My favourite of all these is disc and its spin-offs. Discs, disks and the athlete’s discus all come from the same Greek root and what they had in common was that they were originally flat, circular plates. But although vinyl discs, compact discs, and digital video discs are obediently flat and circular, some of the disks we slotted into computers in the 1990s were rectangular. We called them floppy disks, to distinguish them from the hard disk in the computer itself, but some of them had a hard plastic casing that meant they weren’t floppy at all. And nowadays if we want a hard copy we print it out on paper – surely the floppiest medium of them all.
In the world of hard copies, magazine is another word that’s had its share of transformations. From the sixteenth to the early twentieth centuries a magazine was a storehouse or depot, in which you could store anything you liked – one early citation refers to ‘lampes, oile, mats, and other necessaries’. As time went by the word specialized to become a store for ammunition, arms, or explosives; it could also refer to the goods themselves – the merchandise, ammunition, or explosives that were stored in any of the various sorts of magazine.

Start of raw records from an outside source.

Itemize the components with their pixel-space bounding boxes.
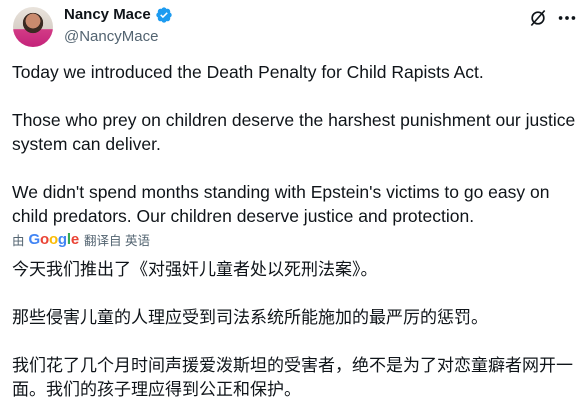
translated-text: 今天我们推出了《对强奸儿童者处以死刑法案》。 那些侵害儿童的人理应受到司法系统所… bbox=[12, 258, 577, 402]
translated-paragraph-1: 今天我们推出了《对强奸儿童者处以死刑法案》。 bbox=[12, 260, 378, 279]
tweet-paragraph-1: Today we introduced the Death Penalty fo… bbox=[12, 62, 484, 82]
translated-by-label: 由 bbox=[12, 234, 25, 248]
translated-paragraph-3: 我们花了几个月时间声援爱泼斯坦的受害者，绝不是为了对恋童癖者网开一面。我们的孩子… bbox=[12, 356, 573, 399]
google-logo: Google bbox=[28, 231, 80, 248]
tweet-paragraph-3: We didn't spend months standing with Eps… bbox=[12, 182, 550, 226]
name-row: Nancy Mace bbox=[64, 5, 173, 25]
tweet-text: Today we introduced the Death Penalty fo… bbox=[12, 60, 577, 228]
author-handle[interactable]: @NancyMace bbox=[64, 27, 173, 47]
tweet-paragraph-2: Those who prey on children deserve the h… bbox=[12, 110, 576, 154]
more-icon[interactable] bbox=[556, 8, 578, 28]
translation-attribution: 由 Google 翻译自 英语 bbox=[12, 230, 150, 249]
verified-badge-icon bbox=[156, 7, 172, 23]
translated-from-label[interactable]: 翻译自 英语 bbox=[84, 230, 150, 249]
author-name[interactable]: Nancy Mace bbox=[64, 5, 151, 25]
avatar[interactable] bbox=[13, 7, 53, 47]
grok-icon[interactable] bbox=[528, 8, 548, 28]
translated-paragraph-2: 那些侵害儿童的人理应受到司法系统所能施加的最严厉的惩罚。 bbox=[12, 308, 488, 327]
tweet-header: Nancy Mace @NancyMace bbox=[64, 5, 173, 47]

Parallel to all this, a magazine became a book on a specific subject – a storehouse of information, if you like: we still have this sense in publications such as Cycling Weekly. From these single-subject periodicals came the idea of a magazine on a variety of subjects, aimed at the general reader: as early as 1762 the satirist Oliver Goldsmith was able to write, ‘It is the life and soul of a Magazine never to be long dull upon one subject.’ It’s a lesson that many of today’s magazines, with their copy cut and pasted in bite-sized chunks, have taken on board.